Powered by YP: Italian Section Hosts Final “Beyond the Borders” Event in Milan

Last year saw the first international program organized by SPE young professionals (YPs): Beyond the Borders. The initiative involved the French, Italian, and Romanian YP SPE sections each organizing a 3-day event engaging members from the three sections.

After the first event held in June in Paris and the second in September in Bucharest, the SPE Italian Section hosted the final event in Milan in October with 12 SPE YP members attending from France and Romania. Together with the Italian members, it was an enriching 3-day full immersion on digital transformation and international negotiations. In addition to the technical events, we had the opportunity to discover Milan and make new friends, as the header says “Beyond the Borders.”

The first event was a visit to the Eni Green Data Center with houses the HPC4—the most powerful supercomputer in commercial use and the last built at the Green Data Center. It is able to simulate 15 years of oil reservoir production in an astounding average of 28 minutes and represents a strategic asset for the digital transformation. It can boast a peak performance of 18.6 peta flop/s, which combined with the other supercomputing system, HPC3, leads the infrastructure to reach a peak power availability of 22.4 peta flop/s. This translates to 22.4 million billion mathematical operations performed in a second.

After having an insight into the hardware section of the digital journey, that afternoon we approached the digital transformation in a more philosophical light: “Will Your Boss Be an Algorithm?” —a meaningful discussion exploring different perspectives of what artificial intelligence (AI) is going to represent for all of us in the near future.

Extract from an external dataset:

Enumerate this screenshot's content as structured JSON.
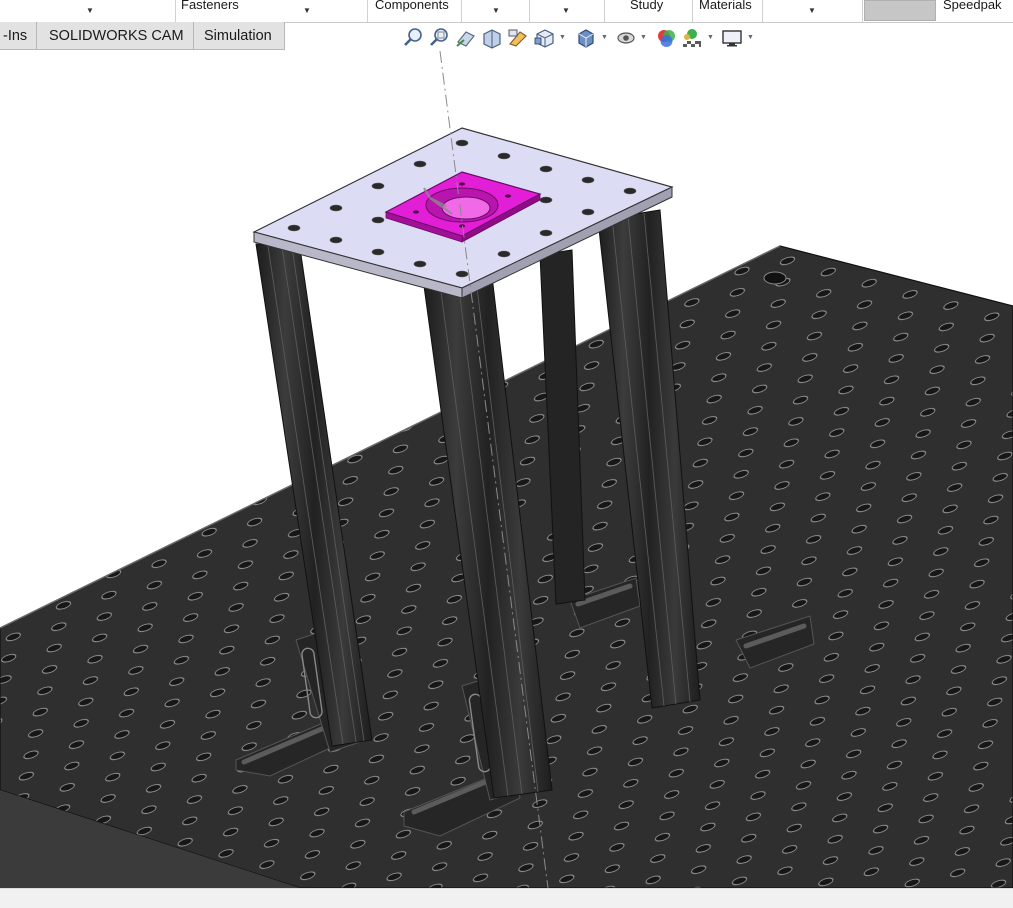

The conference was held at the Boston Consulting Group Italian headquarter in Duomo square and was moderated by the Italian Section YP president Luca Cadei. The first speaker on the floor was Giacomo Silvestri (Eni Digital Transformation and Open Innovation) who explained why digital transformation is not optional but mandatory in the oil and gas business to survive in a competitive market. Matteo Origgi and Andrea Gigli from BCG talked about the essential role of AI in growing a business. Giuseppe Porcelli from Amazon reported how easy it is nowadays to access the AI tools and how they can be exploited in the daily working environment. The last talk was given by Dario Melpignano, CEO of Neosperience, who emphasized applying AI in technology evolution.

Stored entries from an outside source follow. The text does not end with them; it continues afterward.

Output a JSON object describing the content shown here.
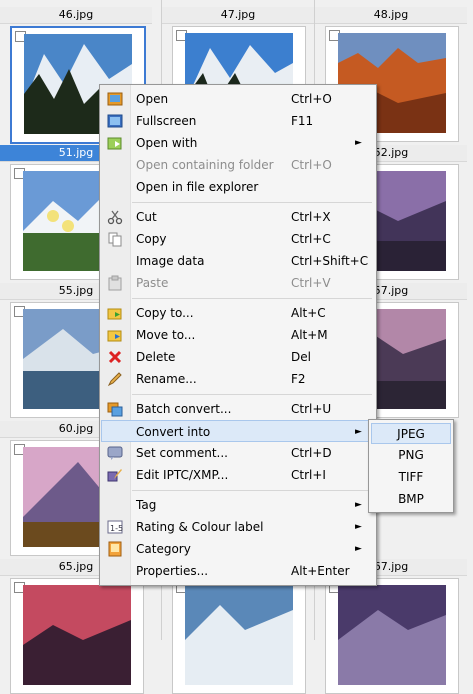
{
  "grid": {
    "labels": {
      "r0c0": "46.jpg",
      "r0c1": "47.jpg",
      "r0c2": "48.jpg",
      "r1c0": "51.jpg",
      "r1c2": "52.jpg",
      "r2c0": "55.jpg",
      "r2c2": "57.jpg",
      "r3c0": "60.jpg",
      "r4c0": "65.jpg",
      "r4c2": "67.jpg"
    }
  },
  "menu": {
    "items": [
      {
        "label": "Open",
        "shortcut": "Ctrl+O",
        "icon": "open-image-icon"
      },
      {
        "label": "Fullscreen",
        "shortcut": "F11",
        "icon": "fullscreen-icon"
      },
      {
        "label": "Open with",
        "shortcut": "",
        "icon": "open-with-icon",
        "arrow": "►"
      },
      {
        "label": "Open containing folder",
        "shortcut": "Ctrl+O",
        "icon": "",
        "disabled": true
      },
      {
        "label": "Open in file explorer",
        "shortcut": "",
        "icon": ""
      },
      {
        "label": "Cut",
        "shortcut": "Ctrl+X",
        "icon": "scissors-icon"
      },
      {
        "label": "Copy",
        "shortcut": "Ctrl+C",
        "icon": "copy-icon"
      },
      {
        "label": "Image data",
        "shortcut": "Ctrl+Shift+C",
        "icon": ""
      },
      {
        "label": "Paste",
        "shortcut": "Ctrl+V",
        "icon": "paste-icon",
        "disabled": true
      },
      {
        "label": "Copy to...",
        "shortcut": "Alt+C",
        "icon": "copy-to-icon"
      },
      {
        "label": "Move to...",
        "shortcut": "Alt+M",
        "icon": "move-to-icon"
      },
      {
        "label": "Delete",
        "shortcut": "Del",
        "icon": "delete-icon"
      },
      {
        "label": "Rename...",
        "shortcut": "F2",
        "icon": "rename-icon"
      },
      {
        "label": "Batch convert...",
        "shortcut": "Ctrl+U",
        "icon": "batch-convert-icon"
      },
      {
        "label": "Convert into",
        "shortcut": "",
        "icon": "",
        "arrow": "►"
      },
      {
        "label": "Set comment...",
        "shortcut": "Ctrl+D",
        "icon": "comment-icon"
      },
      {
        "label": "Edit IPTC/XMP...",
        "shortcut": "Ctrl+I",
        "icon": "edit-iptc-icon"
      },
      {
        "label": "Tag",
        "shortcut": "",
        "icon": "",
        "arrow": "►"
      },
      {
        "label": "Rating & Colour label",
        "shortcut": "",
        "icon": "rating-icon",
        "arrow": "►"
      },
      {
        "label": "Category",
        "shortcut": "",
        "icon": "category-icon",
        "arrow": "►"
      },
      {
        "label": "Properties...",
        "shortcut": "Alt+Enter",
        "icon": ""
      }
    ]
  },
  "submenu": {
    "items": [
      "JPEG",
      "PNG",
      "TIFF",
      "BMP"
    ]
  },
  "colors": {
    "selection": "#3d84d8",
    "menu_highlight": "#dce9f8"
  }
}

The next day’s event on “International Negotiations and Petroleum Contracts” was hosted by Politecnico di Milano. Carlo Clerici, Eni Knowledge Owner in International Contracts and Negotiations, held an interactive lesson starting from the basics of negotiation reaching to more sophisticated techniques applied in the sector. He spiced up the discussion with many interesting stories from his experience, especially those which show how important it is to adapt our behavior in order to meet other cultures’ expectations during a negotiation, such as the eye contact, the way of saying, and the use of gesture.

This was followed by a game to test our negotiation skills: six teams trying to maximize the return on investment of an international oil company in a foreign country. Participants designed the investment strategy and the profit share with the government, while also considering investments in social and environmental projects. Once the strategy was defined, each group had to face the government for the negotiation to try to reach the best deal. At the end of the game, the best “BTB oil” team was awarded for their result.

Participating in Beyond the Border events in Paris and Bucharest was nice, but organizing one in Milan was a fantastic experience that left us very fulfilled, in terms of participation and positive feedback from the attendees.

Beyond the Borders is an important initiative that increased communication and exchange among SPE sections building friendships. We can now guarantee that a journey is better measured in friends rather than miles.

[The article was sourced from the authors by TWA Editor Bruno Rivas.]